Pero, ¿por qué?, le pregunté.
Cuando era chica, mi papá preparó arroz con leche, lo recuerdo bien. Y esa misma noche, se suicidó.
Por eso, es extraño que de todas las cosas que hay en el mundo me ofrecieras arroz con leche, ¿será una señal?
Y luego de un silencio me preguntó:
—¿Creés en Dios?
Tal vez mis lecturas de Bertrand Russell hayan influido en el tiempo que me tomé para responder esa pregunta.
Creo que ella tomo mi vacilación por un no.
—Yo no sé. Mi papá algo sabría. Poco antes de lo del arroz con leche, me dijo que si un día él no estaba, que mirara al lucero, que allí estaría.
¿Vos crees que puede ser cierto?
Creo que, nuevamente, tomó mi silencio por un no.
La saludé y seguí mi camino.
No sabía entonces que esa sería la última vez que la vería.
Tal vez fue un mes después que me encontré con el doctor:
—¿Qué me decís de lo de Carmen?, me dijo apenas me vio.
—¿Qué pasó con Carmen?, le pregunté preocupado.
—¿No te enteraste? La encontraron muerta en su casilla.
—¡No lo puedo creer! Pero, ¿cómo?
—A la chica de la barrera le llamó la atención el que no fuera a saludarla por un par de días y fue a ver. Estaba muerta en su cama. La autopsia no dejó dudas, fue el covid.
—Pero ¿nadie se dio cuenta de que estaba enferma, no dijo nada?
—Viste cómo era ella, estaba para todo el mundo pero no quería molestar. Se habrá sentido mal y pensó que se le pasaría descansando. Pero no fue así. Es el maldito covid.

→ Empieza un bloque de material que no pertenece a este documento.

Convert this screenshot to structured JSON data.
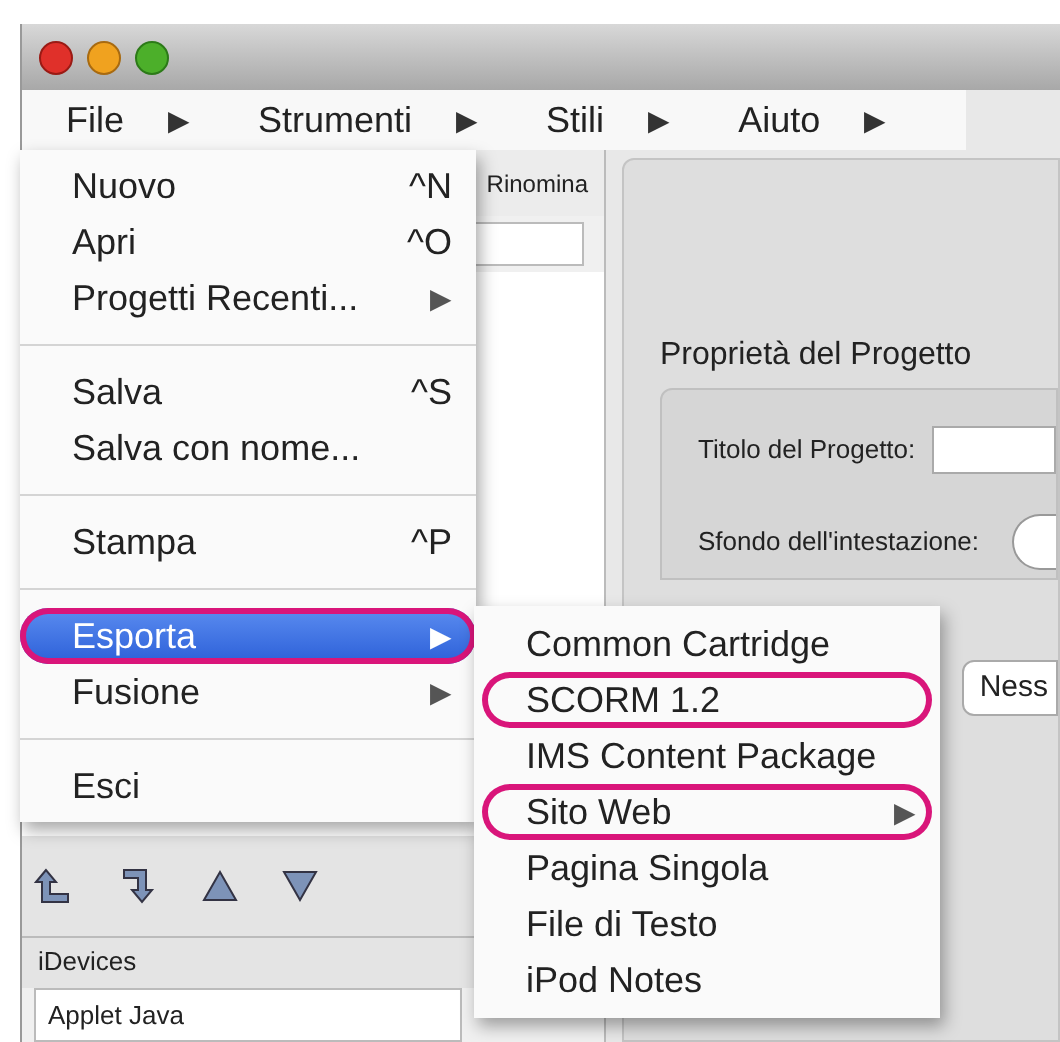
{
  "menubar": [
    {
      "label": "File",
      "arrow": "▶"
    },
    {
      "label": "Strumenti",
      "arrow": "▶"
    },
    {
      "label": "Stili",
      "arrow": "▶"
    },
    {
      "label": "Aiuto",
      "arrow": "▶"
    }
  ],
  "toolbar": {
    "label": "Rinomina"
  },
  "project_panel": {
    "title": "Proprietà del Progetto",
    "fields": [
      {
        "kind": "text",
        "label": "Titolo del Progetto:"
      },
      {
        "kind": "radio",
        "label": "Sfondo dell'intestazione:"
      }
    ],
    "button": "Ness"
  },
  "idevices": {
    "title": "iDevices",
    "items": [
      "Applet Java"
    ]
  },
  "file_menu": [
    {
      "kind": "item",
      "label": "Nuovo",
      "shortcut": "^N",
      "selected": false,
      "circled": false
    },
    {
      "kind": "item",
      "label": "Apri",
      "shortcut": "^O",
      "selected": false,
      "circled": false
    },
    {
      "kind": "item",
      "label": "Progetti Recenti...",
      "arrow": "▶",
      "selected": false,
      "circled": false
    },
    {
      "kind": "separator"
    },
    {
      "kind": "item",
      "label": "Salva",
      "shortcut": "^S",
      "selected": false,
      "circled": false
    },
    {
      "kind": "item",
      "label": "Salva con nome...",
      "selected": false,
      "circled": false
    },
    {
      "kind": "separator"
    },
    {
      "kind": "item",
      "label": "Stampa",
      "shortcut": "^P",
      "selected": false,
      "circled": false
    },
    {
      "kind": "separator"
    },
    {
      "kind": "item",
      "label": "Esporta",
      "arrow": "▶",
      "selected": true,
      "circled": true
    },
    {
      "kind": "item",
      "label": "Fusione",
      "arrow": "▶",
      "selected": false,
      "circled": false
    },
    {
      "kind": "separator"
    },
    {
      "kind": "item",
      "label": "Esci",
      "selected": false,
      "circled": false
    }
  ],
  "export_submenu": [
    {
      "label": "Common Cartridge",
      "circled": false
    },
    {
      "label": "SCORM 1.2",
      "circled": true
    },
    {
      "label": "IMS Content Package",
      "circled": false
    },
    {
      "label": "Sito Web",
      "arrow": "▶",
      "circled": true
    },
    {
      "label": "Pagina Singola",
      "circled": false
    },
    {
      "label": "File di Testo",
      "circled": false
    },
    {
      "label": "iPod Notes",
      "circled": false
    }
  ]
}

La noticia me dolió, realmente me dolió, porque recordé lo que habíamos hablado esa tarde, en ella que, tal vez en su fuero interno, seguía siendo esa niña que soñaba con ver a su padre en una estrella.
P.D.
Pasó un año de su muerte y aún seguimos padeciendo este maldito covid. Ayer volví a pasar por el puente peatonal y no pude evitar mirar hacia su casilla. Estaba totalmente a oscuras, lo cual me llenó de una tristeza inexplicable.
En el cielo de la tarde brillaba el lucero y no pude evitar detenerme a contemplarlo. Pensé, ¿quién sabe?, tal vez decía la verdad el padre de Carmen. Quizá ella esté ahora allí, feliz junto a él.
¿Por qué no?
Mirando al lucero le pregunté: ¿Carmen, era verdad? ¿Estás con tu papá?
Y ¡cuánto me hubiera gustado oír su voz una vez más, aunque solo fuera para decirme «dejá de tirarte pedos»!